Também o desmantelamento do grupo político Resistência Nacional de Dortmund (NWDO), em agosto de 2012, levou mais extremistas às claques do clube. Numa partida da equipa B, oito neonazis foram expulsos por mostrarem símbolos de extrema-direita, sendo que a maioria eram membros do NWDO. No início dessa temporada, contra o Werder Bremen, foi mostrada a frase «Solidariedade com o NWDO» e um neonazi, de 27 anos, foi identificado e banido de todos os estádios alemães.
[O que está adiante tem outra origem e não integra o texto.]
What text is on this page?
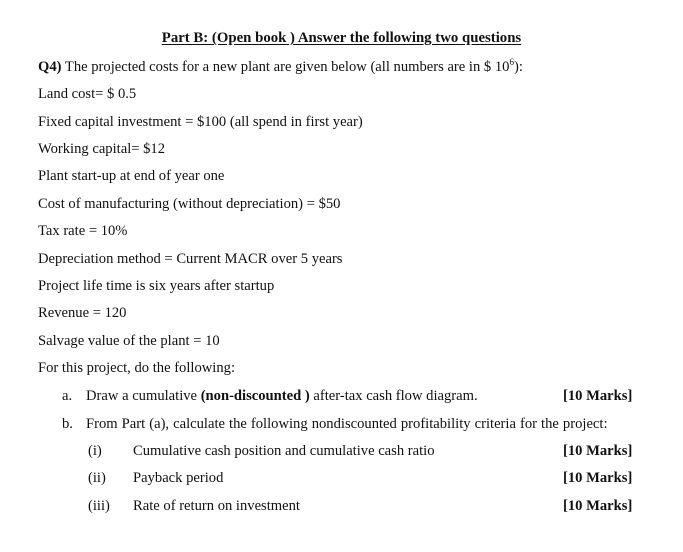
Part B: (Open book ) Answer the following two questions
Q4) The projected costs for a new plant are given below (all numbers are in $ $10^6$):
Land cost= $ 0.5
Fixed capital investment = $100 (all spend in first year)
Working capital= $12
Plant start-up at end of year one
Cost of manufacturing (without depreciation) = $50
Tax rate = 10%
Depreciation method = Current MACR over 5 years
Project life time is six years after startup
Revenue = 120
Salvage value of the plant = 10
For this project, do the following:
a. Draw a cumulative (non-discounted ) after-tax cash flow diagram.	[10 Marks]
b. From Part (a), calculate the following nondiscounted profitability criteria for the project:
(i) Cumulative cash position and cumulative cash ratio	[10 Marks]
(ii) Payback period	[10 Marks]
(iii) Rate of return on investment	[10 Marks]
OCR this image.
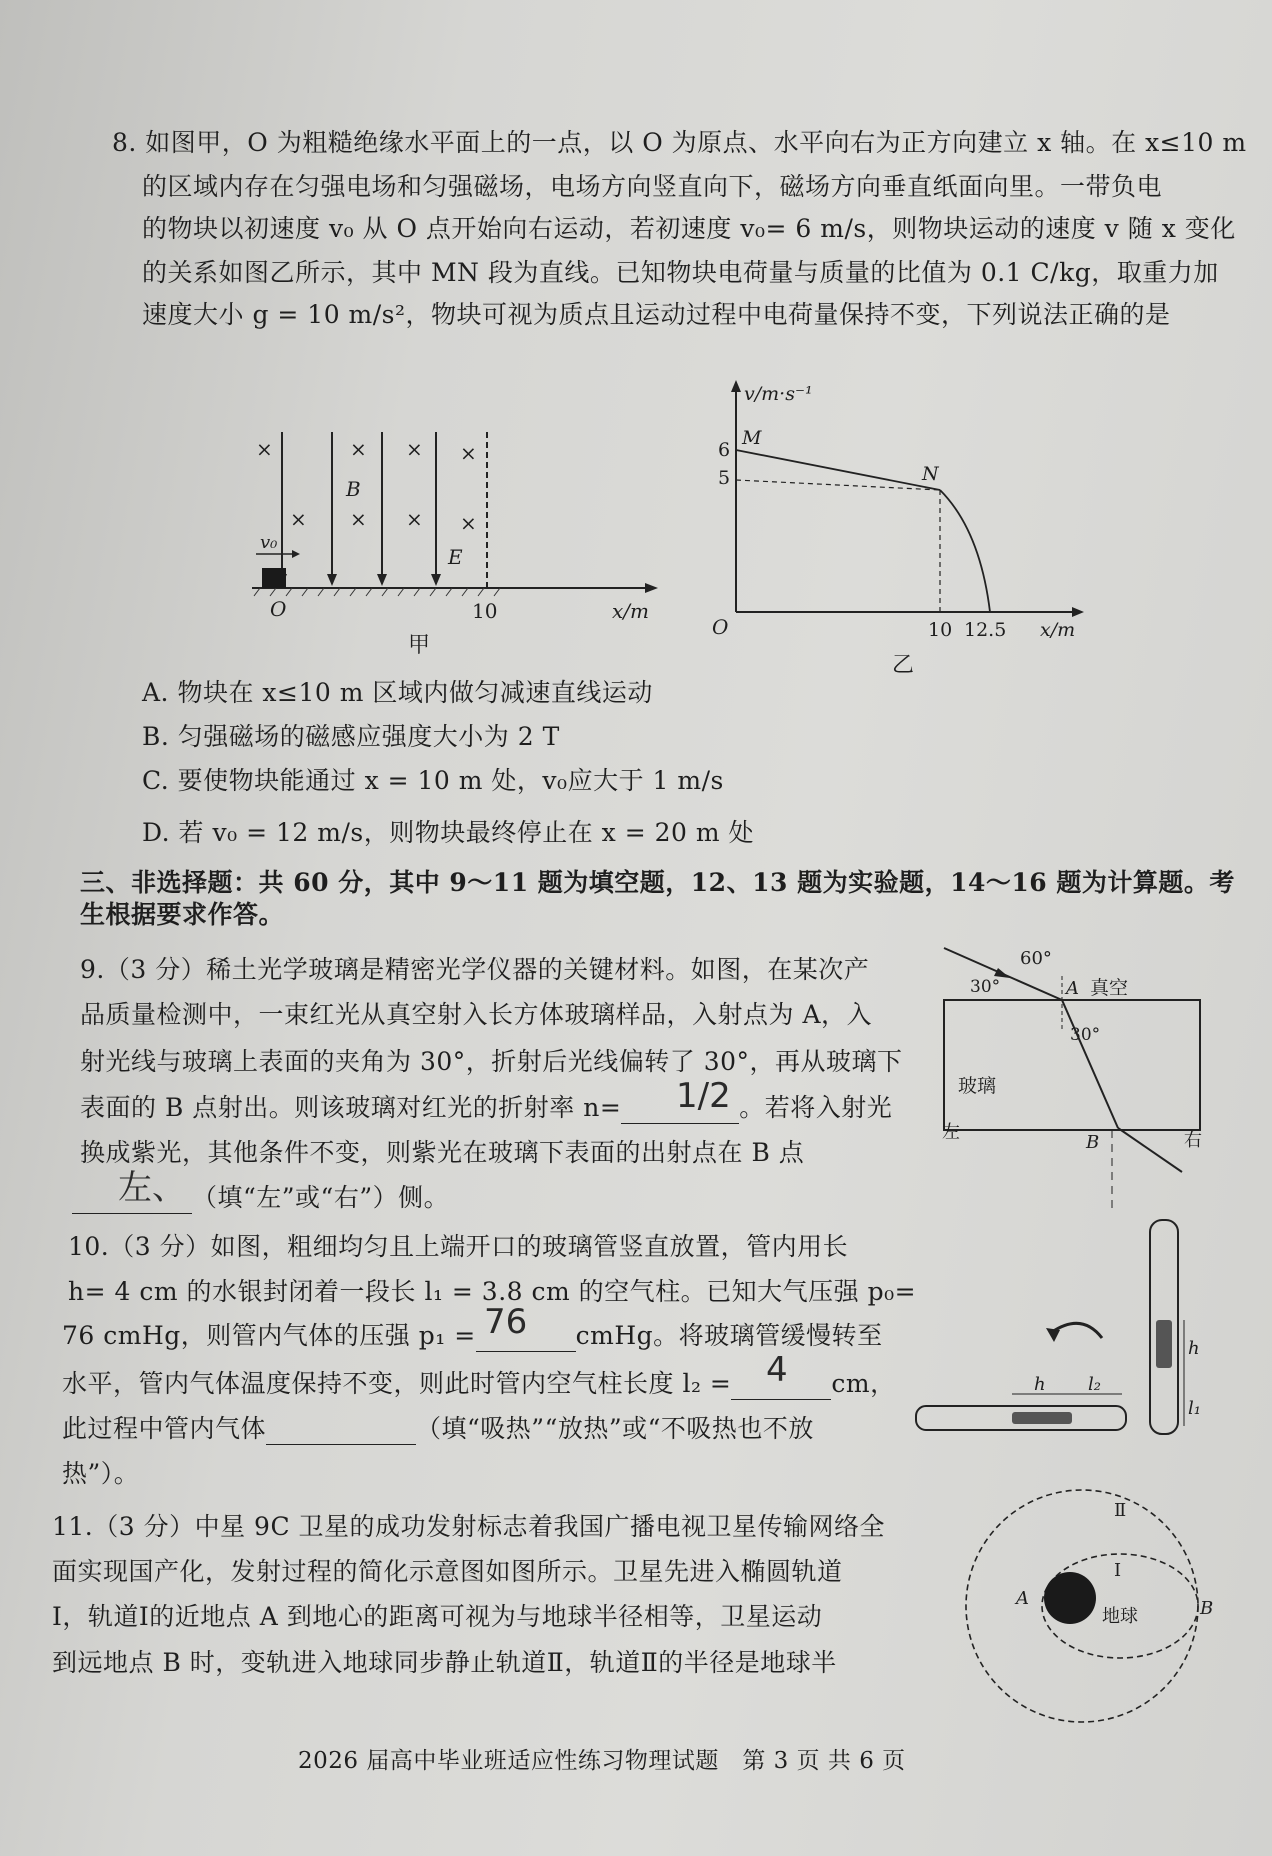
8. 如图甲，O 为粗糙绝缘水平面上的一点，以 O 为原点、水平向右为正方向建立 x 轴。在 x≤10 m
的区域内存在匀强电场和匀强磁场，电场方向竖直向下，磁场方向垂直纸面向里。一带负电
的物块以初速度 v₀ 从 O 点开始向右运动，若初速度 v₀= 6 m/s，则物块运动的速度 v 随 x 变化
的关系如图乙所示，其中 MN 段为直线。已知物块电荷量与质量的比值为 0.1 C/kg，取重力加
速度大小 g = 10 m/s²，物块可视为质点且运动过程中电荷量保持不变，下列说法正确的是
×	× × ×
× × ×
×
B
E
v₀
O	10	x/m
甲
v/m·s⁻¹
O
6
5
M
N
10 12.5 x/m
乙
A. 物块在 x≤10 m 区域内做匀减速直线运动
B. 匀强磁场的磁感应强度大小为 2 T
C. 要使物块能通过 x = 10 m 处，v₀应大于 1 m/s
D. 若 v₀ = 12 m/s，则物块最终停止在 x = 20 m 处
三、非选择题：共 60 分，其中 9～11 题为填空题，12、13 题为实验题，14～16 题为计算题。考
生根据要求作答。
9.（3 分）稀土光学玻璃是精密光学仪器的关键材料。如图，在某次产
品质量检测中，一束红光从真空射入长方体玻璃样品，入射点为 A，入
射光线与玻璃上表面的夹角为 30°，折射后光线偏转了 30°，再从玻璃下
表面的 B 点射出。则该玻璃对红光的折射率 n=	。若将入射光
1/2
换成紫光，其他条件不变，则紫光在玻璃下表面的出射点在 B 点
（填“左”或“右”）侧。
左、
30°
30°
60°
A 真空
玻璃
左	B	右
10.（3 分）如图，粗细均匀且上端开口的玻璃管竖直放置，管内用长
h= 4 cm 的水银封闭着一段长 l₁ = 3.8 cm 的空气柱。已知大气压强 p₀=
76 cmHg，则管内气体的压强 p₁ =	cmHg。将玻璃管缓慢转至
76
水平，管内气体温度保持不变，则此时管内空气柱长度 l₂ =	cm，
4
此过程中管内气体	（填“吸热”“放热”或“不吸热也不放
热”）。
h
l₁
h l₂
11.（3 分）中星 9C 卫星的成功发射标志着我国广播电视卫星传输网络全
面实现国产化，发射过程的简化示意图如图所示。卫星先进入椭圆轨道
Ⅰ，轨道Ⅰ的近地点 A 到地心的距离可视为与地球半径相等，卫星运动
到远地点 B 时，变轨进入地球同步静止轨道Ⅱ，轨道Ⅱ的半径是地球半
Ⅱ
Ⅰ
A	B
地球
2026 届高中毕业班适应性练习物理试题　第 3 页 共 6 页
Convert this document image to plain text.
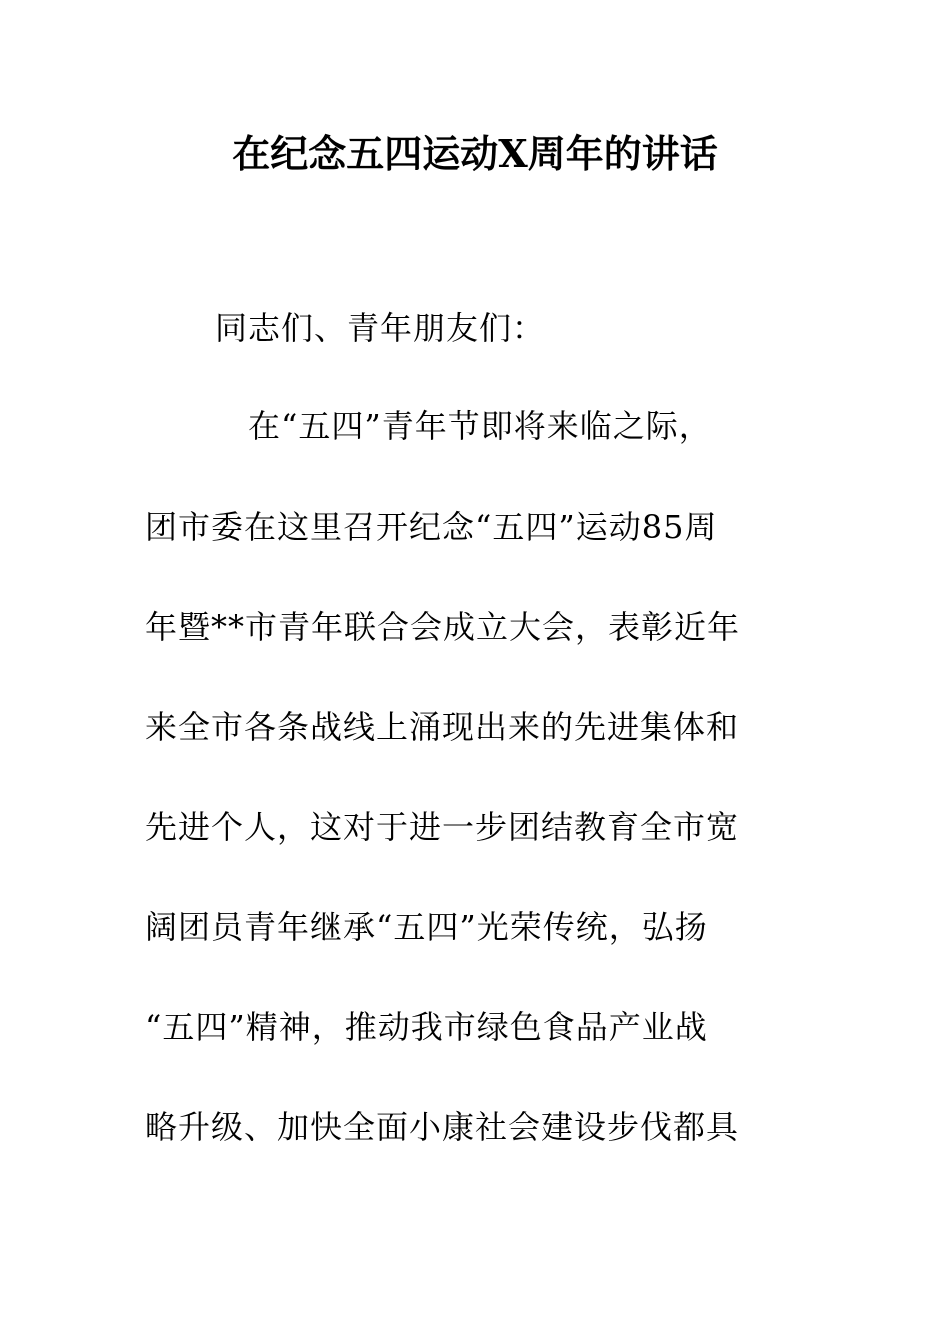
在纪念五四运动X周年的讲话
同志们、青年朋友们：
在“五四”青年节即将来临之际，
团市委在这里召开纪念“五四”运动85周
年暨**市青年联合会成立大会，表彰近年
来全市各条战线上涌现出来的先进集体和
先进个人，这对于进一步团结教育全市宽
阔团员青年继承“五四”光荣传统，弘扬
“五四”精神，推动我市绿色食品产业战
略升级、加快全面小康社会建设步伐都具
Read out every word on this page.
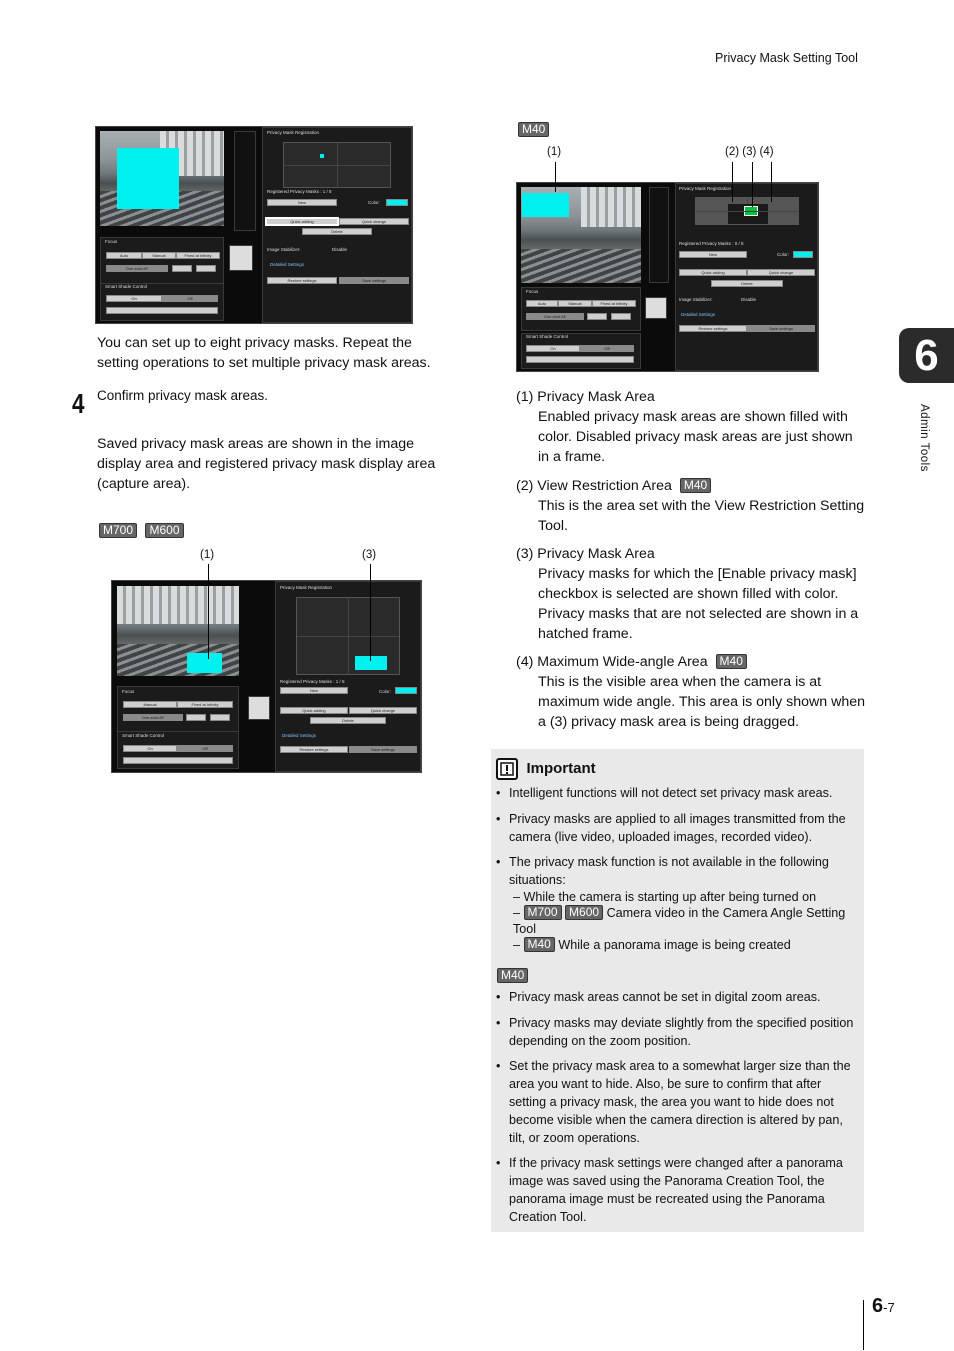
Privacy Mask Setting Tool
6
Admin Tools
Focus
Auto	Manual	Fixed at Infinity
One-shot AF
Smart Shade Control
On	Off
Privacy Mask Registration
Registered Privacy Masks : 1 / 8
New	Color:
Quick adding	Quick change
Delete
Image Stabilizer:	Disable
Detailed Settings
Restore settings	Save settings
You can set up to eight privacy masks. Repeat the setting operations to set multiple privacy mask areas.
4 Confirm privacy mask areas.
Saved privacy mask areas are shown in the image display area and registered privacy mask display area (capture area).
M700 M600
(1)	(3)
Focus
Manual	Fixed at Infinity
One-shot AF
Smart Shade Control
On	Off
Privacy Mask Registration
Registered Privacy Masks : 1 / 8
New	Color:
Quick adding	Quick change
Delete
Detailed Settings
Restore settings	Save settings
M40
(1)	(2) (3) (4)
Focus
Auto	Manual	Fixed at Infinity
One-shot AF
Smart Shade Control
On	Off
Privacy Mask Registration
Registered Privacy Masks : 0 / 8
New	Color:
Quick adding	Quick change
Delete
Image Stabilizer:	Disable
Detailed Settings
Restore settings	Save settings
(1) Privacy Mask Area
Enabled privacy mask areas are shown filled with color. Disabled privacy mask areas are just shown in a frame.
(2) View Restriction Area M40
This is the area set with the View Restriction Setting Tool.
(3) Privacy Mask Area
Privacy masks for which the [Enable privacy mask] checkbox is selected are shown filled with color. Privacy masks that are not selected are shown in a hatched frame.
(4) Maximum Wide-angle Area M40
This is the visible area when the camera is at maximum wide angle. This area is only shown when a (3) privacy mask area is being dragged.
Important
• Intelligent functions will not detect set privacy mask areas.
• Privacy masks are applied to all images transmitted from the camera (live video, uploaded images, recorded video).
• The privacy mask function is not available in the following situations:
– While the camera is starting up after being turned on
– M700 M600 Camera video in the Camera Angle Setting Tool
– M40 While a panorama image is being created
M40
• Privacy mask areas cannot be set in digital zoom areas.
• Privacy masks may deviate slightly from the specified position depending on the zoom position.
• Set the privacy mask area to a somewhat larger size than the area you want to hide. Also, be sure to confirm that after setting a privacy mask, the area you want to hide does not become visible when the camera direction is altered by pan, tilt, or zoom operations.
• If the privacy mask settings were changed after a panorama image was saved using the Panorama Creation Tool, the panorama image must be recreated using the Panorama Creation Tool.
6-7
O Dortmund investiu entretanto num sistema de câmaras no estádio para controlar os adeptos e todos os símbolos nazis foram proibidos. Só que os jogos fora são mais difíceis de controlar. Em fevereiro de 2013, dois funcionários do clube, cuja missão é promover a tolerância entre os adeptos, foram brutalmente agredidos no estádio do Shakhtar Donetsk, por extremistas do próprio Borussia, num jogo da Liga dos Campeões. Jens Volke começou por dirigir-se a três neonazis que cantavam slogans de extrema-direita e foi logo agredido. Por pior passou Thilo Danielsmeyer, o líder do projeto que o clube criou precisamente para evitar este tipo de violência, que foi seguido por dois homens até à casa de banho, levou vários socos e pontapés e bateram-lhe com a cabeça contra a parede várias vezes. Os três homens envolvidos foram identificados e banidos de todos os estádios alemães.

Perante a escalada de violência, resta aos outros adeptos do Borussia, a maioria, mostrar através de mensagens e movimentos contra os nazis que a sua única intenção é apoiar o clube.